Susanne Mücke war bestens gewappnet, jedoch nicht gegen alles: Vor allem der damals noch extrem intensive ’Zoo-Geruch’ machte ihr am Anfang zu schaffen, „so vom Vanillepuddingaroma kommend“. Doch sie erzählt begeistert von ihren ersten Werbemitteln: „Flyer für die Besucher, über die Tiere und über die Zukunftspläne des Zoos, und nicht mehr nur Füttern-verboten-Schilder.“ Und vom Aufbau des Marketings: „Ich musste manche der Kuratoren immer wieder davon überzeugen, dass es Besucher braucht, die das Geld bringen, um Tiere artgerecht halten zu können. Die wollten doch eigentlich nur ungestört Tiere vorm Aussterben retten. Doch nun mussten sie auch noch Botschafter dafür werden.“ Susanne schildert, wie sie den Namen Pongoland kreierte –„Namen sind meins“ – und dafür in der Ethnologie statt Verbrauchergefühlen fahndete; wie die Marketingabteilung wuchs und die Besucherzahlen; wie sie am Konzept vom Zoo der Zukunft feilte; wie die Zoo-TV-Kooperationen „Elefant, Tiger & Co.“ und „Tierärztin Dr. Mertens“ entstanden.

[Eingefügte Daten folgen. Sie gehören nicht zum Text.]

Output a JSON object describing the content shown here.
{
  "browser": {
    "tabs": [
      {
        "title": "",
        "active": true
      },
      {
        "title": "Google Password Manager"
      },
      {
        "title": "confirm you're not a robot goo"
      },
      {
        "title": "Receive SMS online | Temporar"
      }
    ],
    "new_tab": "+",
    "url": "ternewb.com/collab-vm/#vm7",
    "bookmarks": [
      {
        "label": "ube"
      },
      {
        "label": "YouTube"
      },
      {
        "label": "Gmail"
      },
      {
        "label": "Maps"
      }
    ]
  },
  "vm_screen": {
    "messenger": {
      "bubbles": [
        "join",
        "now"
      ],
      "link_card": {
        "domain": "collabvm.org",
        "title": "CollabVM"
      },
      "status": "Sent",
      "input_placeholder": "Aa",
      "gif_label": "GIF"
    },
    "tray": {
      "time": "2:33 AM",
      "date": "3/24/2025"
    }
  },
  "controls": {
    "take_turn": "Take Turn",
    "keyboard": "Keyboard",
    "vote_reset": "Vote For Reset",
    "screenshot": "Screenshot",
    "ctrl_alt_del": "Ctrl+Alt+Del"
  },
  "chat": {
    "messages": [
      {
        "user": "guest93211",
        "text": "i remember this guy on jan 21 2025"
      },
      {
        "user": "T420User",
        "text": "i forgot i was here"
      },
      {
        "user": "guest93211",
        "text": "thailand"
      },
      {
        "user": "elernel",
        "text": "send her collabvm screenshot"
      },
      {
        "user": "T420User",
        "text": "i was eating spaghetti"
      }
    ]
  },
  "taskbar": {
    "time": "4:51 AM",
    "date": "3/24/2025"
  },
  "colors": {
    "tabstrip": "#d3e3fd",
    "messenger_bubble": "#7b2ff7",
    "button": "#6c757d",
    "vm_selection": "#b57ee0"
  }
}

Vergleichbar mit der engagierten und unkonventionellen Filmfigur Susanne Mertens ging auch Susanne Mücke in ihrer Arbeit auf, Ähnlichkeiten rein zufällig.
Konzept Genuss
Susannes Kinder wurden vom Au-pair betreut, ihr Mann arbeitete vor allem auswärts. Doch das dritte Kind und die beruflichen Anforderungen vertrugen sich nicht. Sie plante Gondwana noch mit, schaute es sich dann aber als Besucherin an.

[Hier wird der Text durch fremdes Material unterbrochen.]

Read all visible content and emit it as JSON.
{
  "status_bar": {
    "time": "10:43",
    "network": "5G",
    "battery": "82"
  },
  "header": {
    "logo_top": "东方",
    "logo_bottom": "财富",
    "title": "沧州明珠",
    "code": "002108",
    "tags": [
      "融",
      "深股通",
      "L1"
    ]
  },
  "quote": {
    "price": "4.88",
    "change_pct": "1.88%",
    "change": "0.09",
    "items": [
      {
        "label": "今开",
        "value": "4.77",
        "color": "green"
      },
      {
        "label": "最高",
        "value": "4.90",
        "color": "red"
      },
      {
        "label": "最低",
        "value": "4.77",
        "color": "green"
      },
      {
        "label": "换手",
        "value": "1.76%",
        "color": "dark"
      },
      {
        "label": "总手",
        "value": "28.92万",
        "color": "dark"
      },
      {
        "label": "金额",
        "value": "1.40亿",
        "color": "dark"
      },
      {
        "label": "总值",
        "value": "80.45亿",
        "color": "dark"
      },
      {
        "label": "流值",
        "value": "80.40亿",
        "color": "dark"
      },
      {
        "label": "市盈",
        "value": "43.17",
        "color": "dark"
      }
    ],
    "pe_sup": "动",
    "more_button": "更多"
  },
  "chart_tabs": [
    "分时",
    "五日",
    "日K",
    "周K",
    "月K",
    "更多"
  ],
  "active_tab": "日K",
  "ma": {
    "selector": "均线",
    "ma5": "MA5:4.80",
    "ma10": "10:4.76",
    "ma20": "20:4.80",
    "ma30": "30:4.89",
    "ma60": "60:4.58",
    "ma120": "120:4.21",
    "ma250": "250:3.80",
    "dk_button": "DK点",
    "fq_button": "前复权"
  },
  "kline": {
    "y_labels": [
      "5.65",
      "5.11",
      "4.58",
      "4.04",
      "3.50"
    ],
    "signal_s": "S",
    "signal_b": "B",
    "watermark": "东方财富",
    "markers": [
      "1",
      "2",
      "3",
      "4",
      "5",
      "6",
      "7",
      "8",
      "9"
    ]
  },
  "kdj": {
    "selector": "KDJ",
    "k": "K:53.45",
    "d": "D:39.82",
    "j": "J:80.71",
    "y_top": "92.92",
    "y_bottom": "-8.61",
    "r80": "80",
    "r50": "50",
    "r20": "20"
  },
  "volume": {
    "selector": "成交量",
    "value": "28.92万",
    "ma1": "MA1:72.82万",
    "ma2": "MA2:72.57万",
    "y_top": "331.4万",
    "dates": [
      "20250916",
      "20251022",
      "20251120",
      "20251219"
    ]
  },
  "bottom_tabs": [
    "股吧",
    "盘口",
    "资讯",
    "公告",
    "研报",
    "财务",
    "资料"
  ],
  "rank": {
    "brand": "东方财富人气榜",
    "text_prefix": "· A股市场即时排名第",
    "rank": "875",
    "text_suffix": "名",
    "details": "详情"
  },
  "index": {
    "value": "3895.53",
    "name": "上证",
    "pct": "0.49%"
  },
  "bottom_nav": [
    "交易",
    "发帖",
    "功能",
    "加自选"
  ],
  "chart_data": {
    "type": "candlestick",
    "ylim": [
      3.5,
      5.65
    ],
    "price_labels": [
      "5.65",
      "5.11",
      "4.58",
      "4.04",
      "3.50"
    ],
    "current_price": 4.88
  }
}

Nach zehn Jahren mit irre viel Arbeit näherte sie sich der Entschleunigung. Nicht, dass das ihr vorrangiges Ziel gewesen wäre, aber es öffnete doch ihren Blick auf das Leben und ihr Umfeld. Sie kauft im Bioladen ein paar Straßen weiter ein, gibt dem Verkäufer Tipps für Produkte und für Kundenpflege. Sie bietet eine AG Kochen in der Grundschule der Tochter an. Sie stellt sich für den Slow Food e.V. auf Veranstaltungen. Sie will Waffeln backen mit Flüchtlingen. Sie überdenkt, was sie noch so tun könnte „als kreative Konzeptionstante“, wie sie sich selbst beschreibt. Doch Beschäftigungsanstöße erhält sie auch von außen zuhauf: Der Berufsverband Oecotrophologie fragt regelmäßig an für Weiterbildungsseminare zum Thema Marketing; Privatleute erkundigen sich zu individuellem Foodcoaching oder weil sie etwas gelesen haben über Glukose, Fruktose und Laktose. Das Kabarett Akademixer, eine Verbraucherzentrale oder auch Werbeagenturen beauftragen die Marketingfrau mit konzeptionellen oder strategischen Arbeiten, Unternehmen buchen die Ernährungsberaterin für betriebliche Gesundheitsvorsorge. Sie selbst bildet sich weiter, um auf dem Laufenden zu bleiben und ihre Krankenkassenzulassung im Bereich Prävention zu behalten. Sie freut sich auf ihre Ausbildung zum Genusstrainer im kommenden April.
Susanne Mücke ist nicht gerade eine Slow-Life-Naturbegabte und möchte gewiss auch nicht als Aushängeschild dafür herhalten. Jedoch lebt sie jetzt ein achtsames Maß zwischen gesunder, genüsslicher Ernährung für ihre Familie und für Ratsuchende, einigen größeren Strategieprojekten im Jahr und ein paar Seminaren oder Vorträgen zu ihren vielfältigen Lieblingsthemen. Und was soll noch kommen? Susanne Mücke lacht: „Vielleicht eine Bio-Pension. Da kann ich Marketing, Ernährung und Genuss vereinen. Vielleicht auch was anderes.“ Falls doch die Pension, dann gewiss ohne explodierenden Wasserkessel, dafür aber mit täglich frisch gebackenem, kernigem Brot.